Since King left the BOE in the hands of Mark Carney at the end of June 2013, the central bank has cut interest rates to a new record low in the wake of U.K.’s Brexit vote and expanded its bond-buying program. After a barrage of criticism by politicians including Prime Minister Theresa May last year sparked a debate about central bank independence, King weighed into the argument, blaming policy makers for overstepping their bounds.
“The big risk for central banks is they get sucked into using policy instruments which are in effect either genuinely fiscal instruments or other policy instruments which ought to be determined by politicians or elected governments,” he said. “And in so doing they begin gradually to undermine the case for independence of central banks.”
King ran the BOE during the global financial crisis, slashing interest rates to near zero and initiating quantitative easing by buying government bonds. Although he hesitated to provide emergency cash to banks as markets seized up, he relented after Northern Rock experienced the first run on a British lender in 150 years.

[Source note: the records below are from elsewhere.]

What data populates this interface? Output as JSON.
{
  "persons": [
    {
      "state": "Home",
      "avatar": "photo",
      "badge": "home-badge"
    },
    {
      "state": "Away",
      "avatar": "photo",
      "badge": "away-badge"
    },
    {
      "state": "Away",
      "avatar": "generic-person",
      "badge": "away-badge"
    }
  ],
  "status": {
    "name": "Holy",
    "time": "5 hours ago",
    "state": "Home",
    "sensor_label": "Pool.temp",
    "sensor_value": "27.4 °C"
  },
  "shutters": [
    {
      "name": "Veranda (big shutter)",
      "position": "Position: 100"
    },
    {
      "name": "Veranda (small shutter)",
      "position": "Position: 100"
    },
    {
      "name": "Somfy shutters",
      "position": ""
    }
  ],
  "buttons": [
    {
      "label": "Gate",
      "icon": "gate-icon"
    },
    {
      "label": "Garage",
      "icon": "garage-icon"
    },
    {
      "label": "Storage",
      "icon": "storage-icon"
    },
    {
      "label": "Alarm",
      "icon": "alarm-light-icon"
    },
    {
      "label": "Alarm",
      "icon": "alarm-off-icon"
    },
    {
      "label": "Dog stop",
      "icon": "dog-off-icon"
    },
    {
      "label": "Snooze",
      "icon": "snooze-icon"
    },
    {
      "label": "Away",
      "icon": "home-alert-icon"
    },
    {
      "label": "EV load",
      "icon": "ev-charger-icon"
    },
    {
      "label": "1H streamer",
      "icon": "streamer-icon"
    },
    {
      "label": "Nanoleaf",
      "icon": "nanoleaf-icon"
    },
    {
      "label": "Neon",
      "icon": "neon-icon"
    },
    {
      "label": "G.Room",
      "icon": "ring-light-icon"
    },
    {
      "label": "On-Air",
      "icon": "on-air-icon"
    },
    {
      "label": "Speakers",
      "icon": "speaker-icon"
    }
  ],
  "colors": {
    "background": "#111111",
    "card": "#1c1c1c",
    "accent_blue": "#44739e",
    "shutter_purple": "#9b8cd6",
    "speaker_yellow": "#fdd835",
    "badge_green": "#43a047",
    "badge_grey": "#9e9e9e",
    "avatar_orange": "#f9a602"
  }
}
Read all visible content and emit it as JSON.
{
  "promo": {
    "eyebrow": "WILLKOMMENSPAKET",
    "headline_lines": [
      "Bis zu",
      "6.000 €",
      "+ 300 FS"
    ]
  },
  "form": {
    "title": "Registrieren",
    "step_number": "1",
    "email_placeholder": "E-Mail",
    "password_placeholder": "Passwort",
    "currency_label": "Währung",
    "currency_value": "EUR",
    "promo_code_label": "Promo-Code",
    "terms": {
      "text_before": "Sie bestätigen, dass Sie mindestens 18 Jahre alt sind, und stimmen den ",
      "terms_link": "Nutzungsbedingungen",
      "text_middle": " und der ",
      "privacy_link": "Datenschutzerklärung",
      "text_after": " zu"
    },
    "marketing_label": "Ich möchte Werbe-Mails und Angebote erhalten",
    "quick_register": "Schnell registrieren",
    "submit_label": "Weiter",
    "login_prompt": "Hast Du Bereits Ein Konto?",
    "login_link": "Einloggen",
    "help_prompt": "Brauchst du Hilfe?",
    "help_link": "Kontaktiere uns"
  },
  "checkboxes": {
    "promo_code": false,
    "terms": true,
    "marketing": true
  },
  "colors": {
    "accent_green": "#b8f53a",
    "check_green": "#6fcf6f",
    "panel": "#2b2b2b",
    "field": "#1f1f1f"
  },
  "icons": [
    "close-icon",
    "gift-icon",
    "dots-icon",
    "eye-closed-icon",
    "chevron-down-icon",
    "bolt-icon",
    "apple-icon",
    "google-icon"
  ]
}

Under Carney, the BOE joined peers including the European Central Bank in purchasing company debt which controversially included that of non-British firms such as Apple Inc. King said that when one lawmaker called for the bank to buy corporate debt during his leadership, he demonstrated the potential impropriety of the action by suggesting it purchase bonds of his favorite soccer team, Aston Villa.
Policy makers have also become embroiled in controversy over their economic forecasts in the wake of June’s vote to leave the European Union, which have so far proved too pessimistic. BOE Chief Economist Andy Haldane said this month that it was “a fair cop” and the profession faces a crisis.
While King said he wouldn’t wade into the debate, he said those in economics should stop being defensive about their failings and use them as an opportunity to reconsider their overly narrow models.
Economists need to demonstrate “a lot more humility and a belief that we should not pretend to be able to forecast” because “every now and then you’ll fall flat on your face as much of the economics profession did in the last six months or so,” he said.
King also said that in a cost-benefit analysis, central banks shouldn’t get too tied up with single issues such as climate change and instead “focus on what they were supposed to be doing.”
That may not go down well with Carney, who set up a panel advising the Group-of-20 nations on how companies should disclose their environmental risks as part of his role as head of the Financial Stability Board.